My doctor also took blood for lab work.  The labs came back and everything looks just fine, except I have a severe Vitamin D deficiency.  She wrote me a prescription (which I need to fill) and told me after the prescription was gone that I would need to take a certain Vitamin D supplement (she told me which one, but I don't remember right now) to maintain it.  I don't have the paperwork in front of me right now, but a normal Vitamin D level is something between 30 and 100.  Mine was 21.3.  Whatever that means.  I trust my doctor and so I will also fill this Vitamin D prescription.  Hopeful that will just be the icing on the cake, however, because this 5-HTP and multi-vitamin I'm already taking have me feeling like a brand new person.  I'm really amazed.
 
Well, now that I've written the next Great American Novel, I'll sign off.  Also, check out My Etsy Site sometime.  I've put up a few new things since the last time I posted on my blog (I think) and I'm running a Buy-One/Get-One special on my greeting cards during the month of July!  Just make sure you ready the Shop Announcement (all those words at the top, before you get to the listed items) for more details!
 
TTFN
JMS

2 comments:

G. B. Miller said...

I usually find that I can bang out a bunch of posts for future use in about an hour.
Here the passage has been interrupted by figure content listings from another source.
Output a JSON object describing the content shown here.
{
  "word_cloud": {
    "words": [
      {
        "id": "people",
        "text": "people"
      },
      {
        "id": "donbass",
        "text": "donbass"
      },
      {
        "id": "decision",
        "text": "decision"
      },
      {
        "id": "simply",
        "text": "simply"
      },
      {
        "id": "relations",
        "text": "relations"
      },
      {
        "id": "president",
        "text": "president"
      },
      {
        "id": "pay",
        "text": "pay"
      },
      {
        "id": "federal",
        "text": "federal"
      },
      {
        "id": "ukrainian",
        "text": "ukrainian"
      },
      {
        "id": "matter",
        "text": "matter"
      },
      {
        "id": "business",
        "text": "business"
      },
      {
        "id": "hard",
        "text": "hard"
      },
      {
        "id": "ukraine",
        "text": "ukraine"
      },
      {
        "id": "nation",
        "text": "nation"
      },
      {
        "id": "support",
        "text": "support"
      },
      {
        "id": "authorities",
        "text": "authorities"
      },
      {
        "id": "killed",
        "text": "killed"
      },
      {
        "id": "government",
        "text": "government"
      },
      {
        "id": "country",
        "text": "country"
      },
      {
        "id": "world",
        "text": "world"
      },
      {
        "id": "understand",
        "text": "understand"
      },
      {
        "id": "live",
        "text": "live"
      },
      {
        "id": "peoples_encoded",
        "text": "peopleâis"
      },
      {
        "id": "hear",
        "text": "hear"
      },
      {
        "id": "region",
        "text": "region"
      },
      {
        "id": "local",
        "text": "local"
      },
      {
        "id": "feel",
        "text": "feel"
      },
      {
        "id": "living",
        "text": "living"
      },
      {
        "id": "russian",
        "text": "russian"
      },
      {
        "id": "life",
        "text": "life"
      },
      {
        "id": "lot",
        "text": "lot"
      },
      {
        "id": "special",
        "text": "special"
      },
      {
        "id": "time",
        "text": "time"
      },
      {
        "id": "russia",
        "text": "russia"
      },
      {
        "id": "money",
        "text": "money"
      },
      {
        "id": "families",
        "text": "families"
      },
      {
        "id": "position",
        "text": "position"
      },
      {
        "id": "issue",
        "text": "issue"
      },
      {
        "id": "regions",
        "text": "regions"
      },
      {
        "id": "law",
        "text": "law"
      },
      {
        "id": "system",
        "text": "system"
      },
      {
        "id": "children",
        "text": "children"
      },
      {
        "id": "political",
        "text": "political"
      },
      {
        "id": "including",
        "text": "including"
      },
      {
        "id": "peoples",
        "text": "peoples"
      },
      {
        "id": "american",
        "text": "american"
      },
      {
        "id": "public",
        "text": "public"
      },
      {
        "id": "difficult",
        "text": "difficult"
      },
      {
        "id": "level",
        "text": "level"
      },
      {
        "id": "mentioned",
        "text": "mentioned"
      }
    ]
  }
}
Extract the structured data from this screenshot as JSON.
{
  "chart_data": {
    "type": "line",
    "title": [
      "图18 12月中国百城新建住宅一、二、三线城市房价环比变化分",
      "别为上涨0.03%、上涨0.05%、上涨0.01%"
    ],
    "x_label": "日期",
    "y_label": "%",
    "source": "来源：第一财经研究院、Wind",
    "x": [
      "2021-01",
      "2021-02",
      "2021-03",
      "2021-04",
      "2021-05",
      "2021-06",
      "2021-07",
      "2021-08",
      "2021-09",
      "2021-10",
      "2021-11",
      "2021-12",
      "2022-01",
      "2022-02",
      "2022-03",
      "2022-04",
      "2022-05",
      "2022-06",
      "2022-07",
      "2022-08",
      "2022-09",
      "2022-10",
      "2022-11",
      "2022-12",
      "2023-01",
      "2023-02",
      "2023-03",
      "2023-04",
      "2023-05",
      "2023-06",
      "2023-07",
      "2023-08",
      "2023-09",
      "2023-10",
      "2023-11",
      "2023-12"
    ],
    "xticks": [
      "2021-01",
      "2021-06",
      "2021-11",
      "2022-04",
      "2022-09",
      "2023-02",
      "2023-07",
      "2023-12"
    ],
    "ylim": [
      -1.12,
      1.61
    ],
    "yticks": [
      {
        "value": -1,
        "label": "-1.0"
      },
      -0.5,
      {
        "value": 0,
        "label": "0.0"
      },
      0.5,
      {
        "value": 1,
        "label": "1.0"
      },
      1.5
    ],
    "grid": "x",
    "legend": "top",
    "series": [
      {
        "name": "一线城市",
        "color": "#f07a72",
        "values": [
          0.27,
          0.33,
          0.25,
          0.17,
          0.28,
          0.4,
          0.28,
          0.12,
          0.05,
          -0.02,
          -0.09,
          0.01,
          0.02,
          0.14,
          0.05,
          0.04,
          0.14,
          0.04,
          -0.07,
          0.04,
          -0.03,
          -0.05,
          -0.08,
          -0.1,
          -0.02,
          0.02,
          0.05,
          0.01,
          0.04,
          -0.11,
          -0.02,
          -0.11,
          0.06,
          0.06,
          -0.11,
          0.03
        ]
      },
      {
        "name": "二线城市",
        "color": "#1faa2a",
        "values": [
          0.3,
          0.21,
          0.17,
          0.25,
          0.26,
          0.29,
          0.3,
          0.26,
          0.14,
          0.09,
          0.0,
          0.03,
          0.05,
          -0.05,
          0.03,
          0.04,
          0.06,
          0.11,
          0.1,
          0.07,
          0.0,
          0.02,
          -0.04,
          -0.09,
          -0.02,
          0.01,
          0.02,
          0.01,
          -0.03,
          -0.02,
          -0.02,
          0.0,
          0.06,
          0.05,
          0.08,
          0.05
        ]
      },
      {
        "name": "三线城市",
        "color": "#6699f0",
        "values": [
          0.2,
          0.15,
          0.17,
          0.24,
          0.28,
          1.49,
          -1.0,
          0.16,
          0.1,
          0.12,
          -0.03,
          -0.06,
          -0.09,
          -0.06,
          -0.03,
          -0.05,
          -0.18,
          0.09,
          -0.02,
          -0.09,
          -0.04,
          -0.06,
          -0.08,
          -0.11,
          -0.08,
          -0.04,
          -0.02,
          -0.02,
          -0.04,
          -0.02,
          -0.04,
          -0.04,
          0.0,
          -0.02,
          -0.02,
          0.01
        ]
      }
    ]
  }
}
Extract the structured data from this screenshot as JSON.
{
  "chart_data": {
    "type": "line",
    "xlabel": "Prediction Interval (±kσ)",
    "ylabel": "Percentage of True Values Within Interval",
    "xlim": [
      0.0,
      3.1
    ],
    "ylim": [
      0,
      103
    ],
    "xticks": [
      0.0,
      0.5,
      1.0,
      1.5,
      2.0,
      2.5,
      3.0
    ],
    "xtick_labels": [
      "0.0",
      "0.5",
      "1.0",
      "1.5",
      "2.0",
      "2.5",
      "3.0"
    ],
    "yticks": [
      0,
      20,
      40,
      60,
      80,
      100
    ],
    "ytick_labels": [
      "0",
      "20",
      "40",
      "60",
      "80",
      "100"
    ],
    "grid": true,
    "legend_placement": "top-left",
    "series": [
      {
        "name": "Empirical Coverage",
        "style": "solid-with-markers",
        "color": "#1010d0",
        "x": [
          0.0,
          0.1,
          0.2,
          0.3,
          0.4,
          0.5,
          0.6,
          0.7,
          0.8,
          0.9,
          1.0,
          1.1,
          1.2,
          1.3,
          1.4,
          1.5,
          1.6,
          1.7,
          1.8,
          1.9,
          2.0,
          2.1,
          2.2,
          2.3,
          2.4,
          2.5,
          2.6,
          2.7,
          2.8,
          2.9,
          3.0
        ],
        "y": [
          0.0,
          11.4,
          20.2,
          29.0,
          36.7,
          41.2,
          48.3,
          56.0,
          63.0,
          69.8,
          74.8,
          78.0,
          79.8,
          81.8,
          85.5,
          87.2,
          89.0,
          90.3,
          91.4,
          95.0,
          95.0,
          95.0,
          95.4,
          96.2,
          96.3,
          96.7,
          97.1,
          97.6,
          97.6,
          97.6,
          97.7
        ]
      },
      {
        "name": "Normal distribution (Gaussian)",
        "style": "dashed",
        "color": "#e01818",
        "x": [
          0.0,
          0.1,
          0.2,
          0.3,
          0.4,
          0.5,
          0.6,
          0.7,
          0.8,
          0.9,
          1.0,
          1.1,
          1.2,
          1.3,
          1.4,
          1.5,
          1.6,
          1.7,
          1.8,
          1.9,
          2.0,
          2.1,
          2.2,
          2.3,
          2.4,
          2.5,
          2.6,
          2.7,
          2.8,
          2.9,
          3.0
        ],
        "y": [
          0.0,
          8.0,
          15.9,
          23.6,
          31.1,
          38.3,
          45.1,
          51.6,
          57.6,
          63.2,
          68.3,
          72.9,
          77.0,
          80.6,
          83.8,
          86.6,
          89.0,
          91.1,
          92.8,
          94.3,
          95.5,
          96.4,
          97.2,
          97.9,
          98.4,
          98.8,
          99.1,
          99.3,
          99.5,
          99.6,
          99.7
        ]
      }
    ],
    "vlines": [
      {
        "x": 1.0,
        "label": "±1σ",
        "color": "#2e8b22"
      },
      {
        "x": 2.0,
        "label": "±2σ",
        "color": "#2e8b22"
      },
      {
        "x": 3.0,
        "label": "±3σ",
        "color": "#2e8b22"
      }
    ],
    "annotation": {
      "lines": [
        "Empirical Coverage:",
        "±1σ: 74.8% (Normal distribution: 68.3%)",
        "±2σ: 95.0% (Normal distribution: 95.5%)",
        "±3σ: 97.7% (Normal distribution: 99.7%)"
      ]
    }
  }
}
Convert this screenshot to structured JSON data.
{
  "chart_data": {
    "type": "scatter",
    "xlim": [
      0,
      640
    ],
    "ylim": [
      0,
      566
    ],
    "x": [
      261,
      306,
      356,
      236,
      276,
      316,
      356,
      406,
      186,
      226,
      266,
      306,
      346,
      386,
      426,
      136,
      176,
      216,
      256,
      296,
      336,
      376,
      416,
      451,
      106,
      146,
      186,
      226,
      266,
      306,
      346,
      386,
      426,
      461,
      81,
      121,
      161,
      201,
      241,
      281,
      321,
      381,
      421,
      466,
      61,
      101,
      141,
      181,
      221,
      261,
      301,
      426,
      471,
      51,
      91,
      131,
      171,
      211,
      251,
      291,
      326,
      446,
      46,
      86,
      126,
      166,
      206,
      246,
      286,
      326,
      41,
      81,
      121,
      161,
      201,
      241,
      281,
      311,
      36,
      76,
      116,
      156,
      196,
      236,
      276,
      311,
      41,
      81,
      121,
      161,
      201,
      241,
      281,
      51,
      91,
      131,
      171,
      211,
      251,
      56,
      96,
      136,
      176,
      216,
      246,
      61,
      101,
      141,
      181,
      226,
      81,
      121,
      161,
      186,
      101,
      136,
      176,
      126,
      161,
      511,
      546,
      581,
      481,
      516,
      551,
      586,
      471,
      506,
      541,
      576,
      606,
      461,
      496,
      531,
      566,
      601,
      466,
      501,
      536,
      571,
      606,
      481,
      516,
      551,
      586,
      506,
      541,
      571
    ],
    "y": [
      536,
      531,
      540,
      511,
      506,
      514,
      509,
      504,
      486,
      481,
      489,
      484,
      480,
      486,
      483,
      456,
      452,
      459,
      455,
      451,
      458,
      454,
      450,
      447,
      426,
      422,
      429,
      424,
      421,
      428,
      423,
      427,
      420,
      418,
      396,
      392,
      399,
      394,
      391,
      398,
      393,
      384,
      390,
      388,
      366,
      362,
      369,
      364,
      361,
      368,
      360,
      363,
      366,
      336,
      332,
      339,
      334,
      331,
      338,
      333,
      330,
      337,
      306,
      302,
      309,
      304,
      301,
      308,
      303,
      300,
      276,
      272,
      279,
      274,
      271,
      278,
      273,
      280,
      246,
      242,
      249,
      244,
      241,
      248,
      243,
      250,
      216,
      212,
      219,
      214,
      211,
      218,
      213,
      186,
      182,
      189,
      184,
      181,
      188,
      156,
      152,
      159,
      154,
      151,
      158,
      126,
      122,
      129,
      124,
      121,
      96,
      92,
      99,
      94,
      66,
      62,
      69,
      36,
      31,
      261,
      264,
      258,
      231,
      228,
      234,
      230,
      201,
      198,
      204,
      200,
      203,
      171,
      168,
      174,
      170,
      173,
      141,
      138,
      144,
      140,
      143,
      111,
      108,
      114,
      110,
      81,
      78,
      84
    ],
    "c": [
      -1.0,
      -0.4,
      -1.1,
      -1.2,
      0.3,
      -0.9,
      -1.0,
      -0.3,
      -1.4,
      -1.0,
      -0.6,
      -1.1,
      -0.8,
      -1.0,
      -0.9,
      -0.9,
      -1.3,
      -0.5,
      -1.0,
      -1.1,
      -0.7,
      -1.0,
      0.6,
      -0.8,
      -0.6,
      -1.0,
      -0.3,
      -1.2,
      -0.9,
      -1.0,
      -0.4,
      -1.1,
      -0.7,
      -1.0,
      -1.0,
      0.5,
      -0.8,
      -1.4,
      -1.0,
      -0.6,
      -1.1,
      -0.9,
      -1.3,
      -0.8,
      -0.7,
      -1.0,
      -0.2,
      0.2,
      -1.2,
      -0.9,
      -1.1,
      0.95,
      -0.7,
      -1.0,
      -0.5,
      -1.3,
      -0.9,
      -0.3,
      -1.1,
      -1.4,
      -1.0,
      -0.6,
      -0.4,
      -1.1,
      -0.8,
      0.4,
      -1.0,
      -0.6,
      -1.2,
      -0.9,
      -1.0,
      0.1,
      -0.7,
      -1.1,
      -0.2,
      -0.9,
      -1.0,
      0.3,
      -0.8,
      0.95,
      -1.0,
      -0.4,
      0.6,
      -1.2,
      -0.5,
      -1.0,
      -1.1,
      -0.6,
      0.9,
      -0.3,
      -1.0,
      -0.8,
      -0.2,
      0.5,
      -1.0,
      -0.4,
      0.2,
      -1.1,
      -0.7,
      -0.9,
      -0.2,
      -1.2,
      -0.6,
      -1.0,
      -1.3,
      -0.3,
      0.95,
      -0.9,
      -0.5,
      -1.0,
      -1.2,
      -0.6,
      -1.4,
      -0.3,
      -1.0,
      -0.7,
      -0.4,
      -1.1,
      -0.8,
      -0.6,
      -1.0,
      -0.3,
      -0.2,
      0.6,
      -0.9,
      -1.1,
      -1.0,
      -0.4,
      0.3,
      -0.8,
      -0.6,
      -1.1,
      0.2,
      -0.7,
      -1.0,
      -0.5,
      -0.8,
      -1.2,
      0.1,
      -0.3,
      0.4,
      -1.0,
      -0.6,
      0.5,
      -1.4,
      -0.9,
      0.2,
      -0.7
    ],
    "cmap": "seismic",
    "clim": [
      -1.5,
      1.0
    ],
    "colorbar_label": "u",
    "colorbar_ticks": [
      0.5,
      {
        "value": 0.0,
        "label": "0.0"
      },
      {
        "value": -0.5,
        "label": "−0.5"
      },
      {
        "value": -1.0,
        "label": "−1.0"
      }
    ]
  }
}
I know its difficult, but if you can find just one solitary hour for yourself a week, it just might do the trick.

As for SciFi changing to SyFy, it boils down to trademark issues. They can't trademark the phrase "SciFi", so they had to come up with something else.

Allie said...

I'm glad you have such a supportive doctor and you have some good solutions for feeling better. It's amazing what a little vitamin D can do, isn't it?